Stewart is a talented actress who has been growing on me (see “Adventureland”), but has no personality here. It’s constantly restated that Bella is clumsy, but that’s the only real defining characteristic she’s given. If she were self-deprecating or awkward in any other way, I’d buy the “clumsy” bit, but Bella is too broody to have any real character. The film’s actions take place entire in the Pacific Northwest, and the photographer really managed to capture the damp, shadowless fog of the area. It may feel dreary overall, but it’s pretty to look at. Bella has just moved from Arizona where her mom (Sarah Clarke) has remarried, to live with her stolid single father (Billy Burke, giving more to the role than the script demands, bless him). She claims not to get along with anyone at school, but actually makes several friends. “Twilight” follows the teen movie tradition of the hero or heroine having a close-knit circle of friends who are actually a lot more interesting than they are. In “Twilight” we have Michael Welsh, Christian Serratos, and Anna Kendrick from “Rocket Science.” I would have rather seen a movie about those people.
Bella also eyeballs the strangely twentysomething teenagers who eat in the corner of the cafeteria. Among them is Edward Cullen (Pattinson), who is gorgeous and mysterious. She is instantly drawn to him, but is warned away from him by her friends. Eventually Bella and Edward manage to start spending time alone together, Edward constantly saying that he can’t be with her? Why not? Well, he’s a vampire. Bella seems nonplussed at the news. Does he drink blood? Yes, but only of animals. Does he sleep in a coffin? No, he doesn’t sleep at all in fact. Why does he need to hide out in a high school? Um… who knows? How many times has he takn the same biology class? Wouldn’t he be able to hide out in an advanced college program somewhere? Does he have fangs? We never see them. How is it he can walk around in the daylight? Well, it turns out (and this is a detail that will have everyone groaning) that sunlight makes them twinkle. Yes, vampires are so very good looking that they sparkle in the sun. *sigh*
Oh. And this is also really stupid: vampires love baseball. They can only play during thunderstorms, though, as that’s the only time when most people are inside, and they can use their superfast vampire powers to play hypercharged vampire baseball games. *bigger sigh*
Eventually Bella must be spirited out of town, as an evil vampire sect wants to drink her blood. Evidently, Bella is cursed with deliciousness. All the vampires who meet her, really really want to eat her, and just her. Dammit, I wish I weren’t so tasty. There’s a big fight scene near the end between the good vampires and the evil vampires.
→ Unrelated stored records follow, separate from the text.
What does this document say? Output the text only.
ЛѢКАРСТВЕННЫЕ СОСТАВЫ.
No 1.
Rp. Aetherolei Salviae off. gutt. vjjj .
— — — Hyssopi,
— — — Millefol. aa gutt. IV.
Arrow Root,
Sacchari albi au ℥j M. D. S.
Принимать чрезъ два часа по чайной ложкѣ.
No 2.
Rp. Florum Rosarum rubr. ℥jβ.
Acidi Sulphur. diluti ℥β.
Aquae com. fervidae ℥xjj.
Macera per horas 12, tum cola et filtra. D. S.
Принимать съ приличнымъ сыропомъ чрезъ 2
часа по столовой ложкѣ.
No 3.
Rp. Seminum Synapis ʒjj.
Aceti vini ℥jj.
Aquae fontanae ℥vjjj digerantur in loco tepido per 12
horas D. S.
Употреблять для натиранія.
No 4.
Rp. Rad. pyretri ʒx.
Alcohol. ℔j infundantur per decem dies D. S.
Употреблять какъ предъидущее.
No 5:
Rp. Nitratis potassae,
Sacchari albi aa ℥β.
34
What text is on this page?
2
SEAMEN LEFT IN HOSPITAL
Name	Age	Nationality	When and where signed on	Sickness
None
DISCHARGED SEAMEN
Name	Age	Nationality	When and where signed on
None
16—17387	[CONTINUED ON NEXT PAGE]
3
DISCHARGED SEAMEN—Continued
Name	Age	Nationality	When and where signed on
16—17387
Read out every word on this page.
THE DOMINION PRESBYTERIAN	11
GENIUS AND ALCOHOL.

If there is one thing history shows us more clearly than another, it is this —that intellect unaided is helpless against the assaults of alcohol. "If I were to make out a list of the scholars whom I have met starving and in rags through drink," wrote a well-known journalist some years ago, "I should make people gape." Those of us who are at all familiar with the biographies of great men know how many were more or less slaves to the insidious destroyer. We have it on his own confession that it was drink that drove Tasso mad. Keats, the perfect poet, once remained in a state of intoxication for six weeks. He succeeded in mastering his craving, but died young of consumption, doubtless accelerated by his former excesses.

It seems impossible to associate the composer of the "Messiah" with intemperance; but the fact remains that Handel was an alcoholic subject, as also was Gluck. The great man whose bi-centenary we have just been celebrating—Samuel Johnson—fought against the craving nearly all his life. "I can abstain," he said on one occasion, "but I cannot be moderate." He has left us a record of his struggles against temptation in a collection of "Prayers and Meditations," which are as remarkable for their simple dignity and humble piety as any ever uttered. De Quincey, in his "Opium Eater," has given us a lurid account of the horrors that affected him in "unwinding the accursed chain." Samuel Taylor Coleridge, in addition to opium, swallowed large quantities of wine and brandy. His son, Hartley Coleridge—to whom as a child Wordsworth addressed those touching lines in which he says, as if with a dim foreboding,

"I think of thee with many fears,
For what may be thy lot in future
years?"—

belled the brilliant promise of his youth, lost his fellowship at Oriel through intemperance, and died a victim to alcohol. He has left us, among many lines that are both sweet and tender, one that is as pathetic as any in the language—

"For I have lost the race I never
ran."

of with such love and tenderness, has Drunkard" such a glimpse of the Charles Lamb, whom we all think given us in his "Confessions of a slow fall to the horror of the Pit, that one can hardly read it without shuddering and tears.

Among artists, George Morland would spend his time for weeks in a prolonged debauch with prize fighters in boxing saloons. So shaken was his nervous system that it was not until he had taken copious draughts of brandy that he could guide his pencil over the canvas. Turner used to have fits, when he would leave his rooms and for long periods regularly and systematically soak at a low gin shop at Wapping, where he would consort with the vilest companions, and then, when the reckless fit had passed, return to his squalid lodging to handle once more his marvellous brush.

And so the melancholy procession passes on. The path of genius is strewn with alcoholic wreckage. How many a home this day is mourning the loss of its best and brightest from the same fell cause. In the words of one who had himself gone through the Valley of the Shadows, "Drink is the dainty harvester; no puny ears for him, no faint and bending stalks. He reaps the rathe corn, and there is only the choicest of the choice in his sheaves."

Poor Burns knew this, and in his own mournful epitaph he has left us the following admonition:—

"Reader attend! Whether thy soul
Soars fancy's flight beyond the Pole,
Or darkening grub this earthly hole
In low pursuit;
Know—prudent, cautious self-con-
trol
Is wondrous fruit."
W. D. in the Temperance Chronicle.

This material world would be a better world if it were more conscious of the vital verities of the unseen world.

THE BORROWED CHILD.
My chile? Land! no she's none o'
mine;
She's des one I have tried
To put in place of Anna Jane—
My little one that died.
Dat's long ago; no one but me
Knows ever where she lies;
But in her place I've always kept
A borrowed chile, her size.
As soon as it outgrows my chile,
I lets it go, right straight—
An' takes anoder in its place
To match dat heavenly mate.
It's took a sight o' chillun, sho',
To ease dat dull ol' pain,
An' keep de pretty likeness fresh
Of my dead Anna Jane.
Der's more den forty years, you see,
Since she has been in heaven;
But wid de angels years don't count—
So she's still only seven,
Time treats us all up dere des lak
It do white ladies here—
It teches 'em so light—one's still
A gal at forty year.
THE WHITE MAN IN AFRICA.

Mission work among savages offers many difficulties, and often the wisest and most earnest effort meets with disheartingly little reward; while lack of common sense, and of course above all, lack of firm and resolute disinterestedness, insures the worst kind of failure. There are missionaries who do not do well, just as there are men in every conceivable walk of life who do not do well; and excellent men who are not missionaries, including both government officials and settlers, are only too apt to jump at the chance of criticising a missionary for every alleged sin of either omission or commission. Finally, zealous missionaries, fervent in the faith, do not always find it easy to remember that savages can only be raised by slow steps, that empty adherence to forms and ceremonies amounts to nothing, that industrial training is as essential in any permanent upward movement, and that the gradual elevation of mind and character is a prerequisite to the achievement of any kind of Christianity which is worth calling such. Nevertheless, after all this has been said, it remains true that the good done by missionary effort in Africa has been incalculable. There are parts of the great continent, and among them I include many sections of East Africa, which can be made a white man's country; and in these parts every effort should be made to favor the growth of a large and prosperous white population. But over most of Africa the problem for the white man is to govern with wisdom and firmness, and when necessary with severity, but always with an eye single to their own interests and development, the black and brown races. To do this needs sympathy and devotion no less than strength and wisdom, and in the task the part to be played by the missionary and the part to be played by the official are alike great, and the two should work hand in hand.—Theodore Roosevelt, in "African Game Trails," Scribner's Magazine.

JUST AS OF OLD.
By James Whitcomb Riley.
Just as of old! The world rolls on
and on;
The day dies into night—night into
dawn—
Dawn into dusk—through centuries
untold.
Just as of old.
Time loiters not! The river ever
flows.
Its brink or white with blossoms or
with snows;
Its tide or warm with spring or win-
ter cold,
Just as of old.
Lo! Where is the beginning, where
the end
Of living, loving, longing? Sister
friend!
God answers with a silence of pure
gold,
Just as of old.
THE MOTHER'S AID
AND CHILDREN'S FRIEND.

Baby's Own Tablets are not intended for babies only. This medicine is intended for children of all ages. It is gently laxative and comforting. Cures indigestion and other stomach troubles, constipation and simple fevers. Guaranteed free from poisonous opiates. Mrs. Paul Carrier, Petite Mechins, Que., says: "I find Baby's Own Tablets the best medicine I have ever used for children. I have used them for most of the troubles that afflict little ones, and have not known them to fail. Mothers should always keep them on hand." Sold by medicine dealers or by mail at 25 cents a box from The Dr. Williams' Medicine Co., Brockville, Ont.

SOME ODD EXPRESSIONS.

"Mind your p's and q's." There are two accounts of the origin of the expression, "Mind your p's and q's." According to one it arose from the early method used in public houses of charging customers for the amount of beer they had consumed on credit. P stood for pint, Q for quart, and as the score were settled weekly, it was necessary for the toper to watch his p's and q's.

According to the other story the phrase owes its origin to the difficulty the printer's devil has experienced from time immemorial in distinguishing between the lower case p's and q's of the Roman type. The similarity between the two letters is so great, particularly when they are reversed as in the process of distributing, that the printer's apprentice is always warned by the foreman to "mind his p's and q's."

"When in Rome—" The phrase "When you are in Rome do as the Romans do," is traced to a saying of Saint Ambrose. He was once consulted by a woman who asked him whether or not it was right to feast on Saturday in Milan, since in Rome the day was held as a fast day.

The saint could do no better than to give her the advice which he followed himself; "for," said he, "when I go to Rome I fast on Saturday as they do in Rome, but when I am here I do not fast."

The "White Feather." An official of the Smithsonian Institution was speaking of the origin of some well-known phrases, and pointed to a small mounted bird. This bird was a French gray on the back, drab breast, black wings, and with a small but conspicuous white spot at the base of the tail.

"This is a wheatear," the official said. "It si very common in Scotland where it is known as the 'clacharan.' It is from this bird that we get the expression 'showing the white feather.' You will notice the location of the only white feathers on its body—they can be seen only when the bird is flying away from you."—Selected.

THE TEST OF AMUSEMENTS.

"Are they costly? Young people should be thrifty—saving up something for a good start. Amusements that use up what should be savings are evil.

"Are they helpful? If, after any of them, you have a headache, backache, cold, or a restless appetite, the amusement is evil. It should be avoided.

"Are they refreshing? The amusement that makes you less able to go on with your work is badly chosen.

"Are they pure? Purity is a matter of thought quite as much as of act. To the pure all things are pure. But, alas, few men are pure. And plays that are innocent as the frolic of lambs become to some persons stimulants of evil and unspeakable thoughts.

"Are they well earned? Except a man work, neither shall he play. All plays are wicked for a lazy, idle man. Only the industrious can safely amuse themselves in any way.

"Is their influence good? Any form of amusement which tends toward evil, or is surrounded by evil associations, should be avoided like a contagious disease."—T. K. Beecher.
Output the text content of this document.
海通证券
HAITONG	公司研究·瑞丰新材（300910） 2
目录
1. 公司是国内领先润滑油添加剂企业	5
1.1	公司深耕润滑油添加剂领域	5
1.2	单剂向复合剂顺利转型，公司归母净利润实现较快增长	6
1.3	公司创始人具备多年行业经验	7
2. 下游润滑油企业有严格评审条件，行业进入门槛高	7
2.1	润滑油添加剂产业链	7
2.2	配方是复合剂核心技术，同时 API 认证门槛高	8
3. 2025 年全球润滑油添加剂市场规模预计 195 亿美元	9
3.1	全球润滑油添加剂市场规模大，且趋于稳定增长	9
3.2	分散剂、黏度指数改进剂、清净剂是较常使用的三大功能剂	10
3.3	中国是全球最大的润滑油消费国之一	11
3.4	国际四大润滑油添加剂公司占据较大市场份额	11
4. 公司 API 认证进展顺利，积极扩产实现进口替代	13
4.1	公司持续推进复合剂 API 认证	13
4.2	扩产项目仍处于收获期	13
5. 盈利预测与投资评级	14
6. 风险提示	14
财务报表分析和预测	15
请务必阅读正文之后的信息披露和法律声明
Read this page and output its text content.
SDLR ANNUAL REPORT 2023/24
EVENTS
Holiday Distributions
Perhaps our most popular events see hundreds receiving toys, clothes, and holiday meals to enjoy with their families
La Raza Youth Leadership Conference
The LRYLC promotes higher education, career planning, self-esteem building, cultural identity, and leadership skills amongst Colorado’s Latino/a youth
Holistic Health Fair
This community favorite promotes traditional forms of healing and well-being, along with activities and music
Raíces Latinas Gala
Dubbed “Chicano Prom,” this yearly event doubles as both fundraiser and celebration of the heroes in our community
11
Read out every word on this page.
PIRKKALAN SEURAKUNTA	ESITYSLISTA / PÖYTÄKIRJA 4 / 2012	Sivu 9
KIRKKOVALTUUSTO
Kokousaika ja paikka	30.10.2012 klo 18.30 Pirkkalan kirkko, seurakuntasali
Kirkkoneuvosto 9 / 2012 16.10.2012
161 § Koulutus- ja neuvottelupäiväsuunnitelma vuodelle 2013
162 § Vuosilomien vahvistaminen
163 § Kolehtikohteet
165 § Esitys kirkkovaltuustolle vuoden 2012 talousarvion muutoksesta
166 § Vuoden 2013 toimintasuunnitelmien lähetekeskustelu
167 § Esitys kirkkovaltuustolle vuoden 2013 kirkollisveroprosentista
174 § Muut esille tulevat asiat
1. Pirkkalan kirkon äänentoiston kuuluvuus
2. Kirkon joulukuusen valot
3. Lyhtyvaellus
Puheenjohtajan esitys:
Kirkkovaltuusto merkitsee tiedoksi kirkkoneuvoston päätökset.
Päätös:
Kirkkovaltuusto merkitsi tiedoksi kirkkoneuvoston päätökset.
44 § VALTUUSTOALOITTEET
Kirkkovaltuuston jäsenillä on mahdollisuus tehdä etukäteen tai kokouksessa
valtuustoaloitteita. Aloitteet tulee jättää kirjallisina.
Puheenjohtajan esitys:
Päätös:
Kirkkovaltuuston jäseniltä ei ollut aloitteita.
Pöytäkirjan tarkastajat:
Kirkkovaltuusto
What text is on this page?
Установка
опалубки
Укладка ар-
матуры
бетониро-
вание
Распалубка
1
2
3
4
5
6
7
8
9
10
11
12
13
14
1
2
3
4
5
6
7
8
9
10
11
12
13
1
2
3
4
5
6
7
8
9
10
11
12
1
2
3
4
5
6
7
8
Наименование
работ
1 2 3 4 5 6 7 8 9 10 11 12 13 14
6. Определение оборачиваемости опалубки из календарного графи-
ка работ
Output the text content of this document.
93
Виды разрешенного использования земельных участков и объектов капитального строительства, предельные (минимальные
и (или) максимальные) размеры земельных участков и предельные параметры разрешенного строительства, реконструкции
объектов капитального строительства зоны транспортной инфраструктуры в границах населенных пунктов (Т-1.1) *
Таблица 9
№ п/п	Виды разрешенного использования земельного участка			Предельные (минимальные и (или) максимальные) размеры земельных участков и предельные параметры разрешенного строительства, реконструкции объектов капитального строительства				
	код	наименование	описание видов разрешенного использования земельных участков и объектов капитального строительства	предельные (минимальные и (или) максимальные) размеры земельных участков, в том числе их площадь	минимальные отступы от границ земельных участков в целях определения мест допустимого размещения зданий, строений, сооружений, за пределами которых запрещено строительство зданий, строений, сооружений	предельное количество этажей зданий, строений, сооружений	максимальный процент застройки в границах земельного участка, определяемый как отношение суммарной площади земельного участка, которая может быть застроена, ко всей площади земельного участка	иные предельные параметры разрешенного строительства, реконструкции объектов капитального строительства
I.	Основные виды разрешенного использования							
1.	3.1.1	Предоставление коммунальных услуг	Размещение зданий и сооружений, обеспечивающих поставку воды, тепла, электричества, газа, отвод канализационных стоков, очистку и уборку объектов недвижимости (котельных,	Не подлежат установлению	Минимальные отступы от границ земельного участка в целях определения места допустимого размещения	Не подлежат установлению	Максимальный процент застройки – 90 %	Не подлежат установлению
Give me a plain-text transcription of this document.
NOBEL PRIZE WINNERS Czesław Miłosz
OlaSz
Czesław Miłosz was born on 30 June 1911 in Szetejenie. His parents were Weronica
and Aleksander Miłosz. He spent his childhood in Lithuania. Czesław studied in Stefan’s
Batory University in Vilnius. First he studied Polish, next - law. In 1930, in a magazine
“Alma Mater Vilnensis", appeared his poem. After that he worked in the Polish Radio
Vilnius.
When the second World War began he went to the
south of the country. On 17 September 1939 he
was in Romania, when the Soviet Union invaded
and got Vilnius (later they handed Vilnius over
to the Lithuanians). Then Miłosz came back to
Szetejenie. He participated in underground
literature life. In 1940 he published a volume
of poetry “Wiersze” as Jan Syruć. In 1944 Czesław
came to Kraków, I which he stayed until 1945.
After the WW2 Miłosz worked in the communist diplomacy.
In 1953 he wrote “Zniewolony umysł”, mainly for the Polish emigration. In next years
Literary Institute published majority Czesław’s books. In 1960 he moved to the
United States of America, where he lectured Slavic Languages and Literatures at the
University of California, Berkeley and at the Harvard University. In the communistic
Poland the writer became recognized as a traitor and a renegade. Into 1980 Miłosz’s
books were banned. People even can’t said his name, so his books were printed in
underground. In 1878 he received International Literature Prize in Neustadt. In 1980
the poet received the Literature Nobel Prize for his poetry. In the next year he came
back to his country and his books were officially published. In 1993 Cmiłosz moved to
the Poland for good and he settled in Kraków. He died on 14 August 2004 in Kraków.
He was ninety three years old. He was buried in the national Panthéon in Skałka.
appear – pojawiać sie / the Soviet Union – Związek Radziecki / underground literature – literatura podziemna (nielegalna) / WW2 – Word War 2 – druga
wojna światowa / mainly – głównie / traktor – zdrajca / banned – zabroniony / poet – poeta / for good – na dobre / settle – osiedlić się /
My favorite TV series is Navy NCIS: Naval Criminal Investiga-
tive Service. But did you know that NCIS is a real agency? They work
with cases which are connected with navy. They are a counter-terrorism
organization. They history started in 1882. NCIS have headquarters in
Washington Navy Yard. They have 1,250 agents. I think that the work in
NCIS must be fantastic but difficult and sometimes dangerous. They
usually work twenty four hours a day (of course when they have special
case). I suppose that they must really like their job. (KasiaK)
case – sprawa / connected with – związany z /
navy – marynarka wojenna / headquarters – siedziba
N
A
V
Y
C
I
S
This film is atmospheric and well-shot. It pays close attention to detail, and to the source material. Lovers of the books have loved this film adaptation, and haters of the books have called the film one of the worst ever. I won’t go so far as to say this is a terrible film, but there are many other, far better films to deal with teen romance, and with vampires, that “Twilight” seems largely unnecessary.
Robert Pattinson is a good looking kid, and is a perfectly serviceable heartthrob for teenage girls everywhere. “Twilight” will also do as an object of pubescent affection. In 15 years, it will be remembered fondly as a nostalgic hit. I will allow the young teen girls of today to love this film unconditionally. Anyone else, I encourage them to find better films.